Nearly all of the extraordinary price increases remained in place for at least 1 year, GAO pointed out.

Some drugs kept increasing in price. For instance, a glaucoma drug, methazolamide, first experienced a price increase of 454%, from 33 cents per 50-mg tablet in 2010 to $1.85 in 2011. By 2015, the drug's price was $5.47 per tablet, 1538% above the original cost.

Most drugs with extraordinary price increases were not among the 100 most utilized generic drugs under Medicare Part D. Except for 2013-2014, when there were four, no more than one of those drugs was in the top 100 in any given year.

Overall, the percentage of generic drugs dispensed under Medicare Part D increased from 71.9% to 85.7% during the study period. The private drug plans that contracted with Medicare have long incentivized doctors and patients to use generic drugs through higher cost sharing for branded medications. Reacting to the price increases of some generic drugs, some health plans have created a nonpreferred generic drug tier that has higher copays than do preferred generic medications, GAO said.

Is Competition the Reason?

Pharmaceutical companies told GAO that competition is the primary driver of generic drug prices. For example, if a company introduces a new generic drug into the market, it typically offers it at a lower price than the current market price to build sales. Other firms then cut their prices to meet the new competition.

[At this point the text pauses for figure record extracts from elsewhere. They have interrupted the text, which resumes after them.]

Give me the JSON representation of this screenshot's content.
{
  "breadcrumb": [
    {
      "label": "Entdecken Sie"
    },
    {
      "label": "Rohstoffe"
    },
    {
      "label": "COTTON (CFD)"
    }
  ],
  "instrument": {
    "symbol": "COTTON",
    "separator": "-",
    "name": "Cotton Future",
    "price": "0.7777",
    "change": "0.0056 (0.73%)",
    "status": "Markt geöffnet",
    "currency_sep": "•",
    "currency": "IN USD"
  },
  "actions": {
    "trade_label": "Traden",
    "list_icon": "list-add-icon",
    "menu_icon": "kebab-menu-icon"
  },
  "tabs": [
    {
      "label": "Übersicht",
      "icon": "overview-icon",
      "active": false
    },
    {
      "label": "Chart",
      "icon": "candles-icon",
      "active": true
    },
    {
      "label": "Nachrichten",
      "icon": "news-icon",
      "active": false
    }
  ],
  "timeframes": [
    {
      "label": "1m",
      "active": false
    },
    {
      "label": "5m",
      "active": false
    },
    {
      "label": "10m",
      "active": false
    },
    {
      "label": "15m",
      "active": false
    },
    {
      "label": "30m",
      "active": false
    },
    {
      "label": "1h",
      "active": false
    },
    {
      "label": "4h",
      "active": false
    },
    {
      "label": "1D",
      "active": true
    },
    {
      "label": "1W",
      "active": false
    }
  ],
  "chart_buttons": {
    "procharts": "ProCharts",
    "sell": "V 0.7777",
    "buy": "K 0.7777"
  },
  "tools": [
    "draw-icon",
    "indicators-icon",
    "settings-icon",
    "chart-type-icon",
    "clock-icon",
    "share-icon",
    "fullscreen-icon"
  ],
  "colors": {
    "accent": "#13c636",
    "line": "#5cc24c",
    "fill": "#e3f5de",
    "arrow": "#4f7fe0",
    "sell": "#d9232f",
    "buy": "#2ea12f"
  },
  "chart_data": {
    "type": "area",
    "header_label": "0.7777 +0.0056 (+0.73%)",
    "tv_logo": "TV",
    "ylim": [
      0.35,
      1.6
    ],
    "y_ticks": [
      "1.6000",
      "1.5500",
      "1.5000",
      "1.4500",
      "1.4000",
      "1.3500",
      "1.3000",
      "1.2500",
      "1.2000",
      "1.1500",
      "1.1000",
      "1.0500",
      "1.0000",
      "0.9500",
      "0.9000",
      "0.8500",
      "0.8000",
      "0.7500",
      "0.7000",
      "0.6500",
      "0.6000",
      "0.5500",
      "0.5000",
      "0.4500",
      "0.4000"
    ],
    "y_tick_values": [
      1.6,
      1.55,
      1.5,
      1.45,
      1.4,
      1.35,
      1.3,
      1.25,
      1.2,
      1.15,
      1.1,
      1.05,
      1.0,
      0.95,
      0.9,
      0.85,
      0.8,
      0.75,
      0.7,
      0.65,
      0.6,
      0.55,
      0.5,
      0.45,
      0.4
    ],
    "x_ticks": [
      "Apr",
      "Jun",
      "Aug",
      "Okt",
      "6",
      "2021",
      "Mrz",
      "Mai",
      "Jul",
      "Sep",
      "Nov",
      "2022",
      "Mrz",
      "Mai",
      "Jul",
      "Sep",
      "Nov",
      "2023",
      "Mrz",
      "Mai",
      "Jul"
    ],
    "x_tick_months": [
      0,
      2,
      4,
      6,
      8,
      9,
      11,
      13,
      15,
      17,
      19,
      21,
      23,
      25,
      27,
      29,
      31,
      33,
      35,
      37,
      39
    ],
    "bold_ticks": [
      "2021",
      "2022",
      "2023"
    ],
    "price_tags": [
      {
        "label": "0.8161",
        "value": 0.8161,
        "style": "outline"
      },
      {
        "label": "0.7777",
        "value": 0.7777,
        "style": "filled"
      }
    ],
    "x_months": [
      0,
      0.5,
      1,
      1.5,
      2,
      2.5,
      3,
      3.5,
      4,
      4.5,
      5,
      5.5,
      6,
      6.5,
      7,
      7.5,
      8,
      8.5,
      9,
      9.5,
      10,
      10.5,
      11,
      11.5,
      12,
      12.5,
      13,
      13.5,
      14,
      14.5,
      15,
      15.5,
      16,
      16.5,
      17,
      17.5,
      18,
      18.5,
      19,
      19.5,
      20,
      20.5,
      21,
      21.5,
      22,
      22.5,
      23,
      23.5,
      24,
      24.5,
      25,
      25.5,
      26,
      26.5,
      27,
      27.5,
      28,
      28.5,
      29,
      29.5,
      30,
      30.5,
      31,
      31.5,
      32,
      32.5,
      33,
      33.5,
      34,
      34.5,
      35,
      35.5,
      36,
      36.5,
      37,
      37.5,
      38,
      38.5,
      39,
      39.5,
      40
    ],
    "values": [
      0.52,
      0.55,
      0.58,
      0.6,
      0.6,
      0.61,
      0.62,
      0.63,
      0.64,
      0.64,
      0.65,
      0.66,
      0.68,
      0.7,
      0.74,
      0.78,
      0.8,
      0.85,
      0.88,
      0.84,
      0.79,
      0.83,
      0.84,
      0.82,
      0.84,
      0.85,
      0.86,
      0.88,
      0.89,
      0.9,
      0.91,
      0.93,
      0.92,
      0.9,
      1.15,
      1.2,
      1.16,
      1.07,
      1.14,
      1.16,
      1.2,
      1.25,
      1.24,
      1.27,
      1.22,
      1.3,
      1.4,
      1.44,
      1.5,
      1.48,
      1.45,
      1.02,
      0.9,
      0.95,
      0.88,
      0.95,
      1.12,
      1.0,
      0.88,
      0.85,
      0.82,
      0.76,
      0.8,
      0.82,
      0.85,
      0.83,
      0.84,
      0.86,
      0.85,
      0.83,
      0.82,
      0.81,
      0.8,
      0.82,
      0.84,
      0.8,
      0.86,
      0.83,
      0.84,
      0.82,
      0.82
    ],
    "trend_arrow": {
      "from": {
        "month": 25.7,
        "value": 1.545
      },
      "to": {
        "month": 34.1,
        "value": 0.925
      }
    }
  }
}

According to GAO, an analysis by the US Food and Drug Administration (FDA) has shown this to be the case. For products that attract a large number of generic manufacturers, the average price falls to 20% of the branded price or lower.

But this is not always the case. For instance, a recent Los Angeles Times article noted that the prices of some generic drugs can rise sharply even if multiple manufacturers compete for market share. Ursodiol for gallstones, for instance, is produced by eight companies. Two years ago, the drug could be purchased for as little as 45 cents a capsule. In May 2014, one manufacturer, Lannett Company, Inc, increased its price to $5.10 a capsule, and its competitors soon followed suit.

One of these competitors, the article added, is Mylan, which recently stirred national outrage by steeply raising the price of its EpiPen device, which is used to counter life-threatening allergic reactions.

In a commentary on The Health Care Blog, Uwe Reinhardt, PhD, a health economist at Princeton University, said that few economists would have predicted the price increases for ursodiol. The theory of oligopoly, he noted, holds that prices may rise when just a few competitors control a market. But with eight companies making this drug, he said, that should not have happened.

According to GAO, the drug manufacturers "noted that the level of competition in the generic drug market is influenced by a variety of factors, including raw material shortages, production difficulties, consolidation among manufacturers, and a backlog of new generic drug applications awaiting federal review."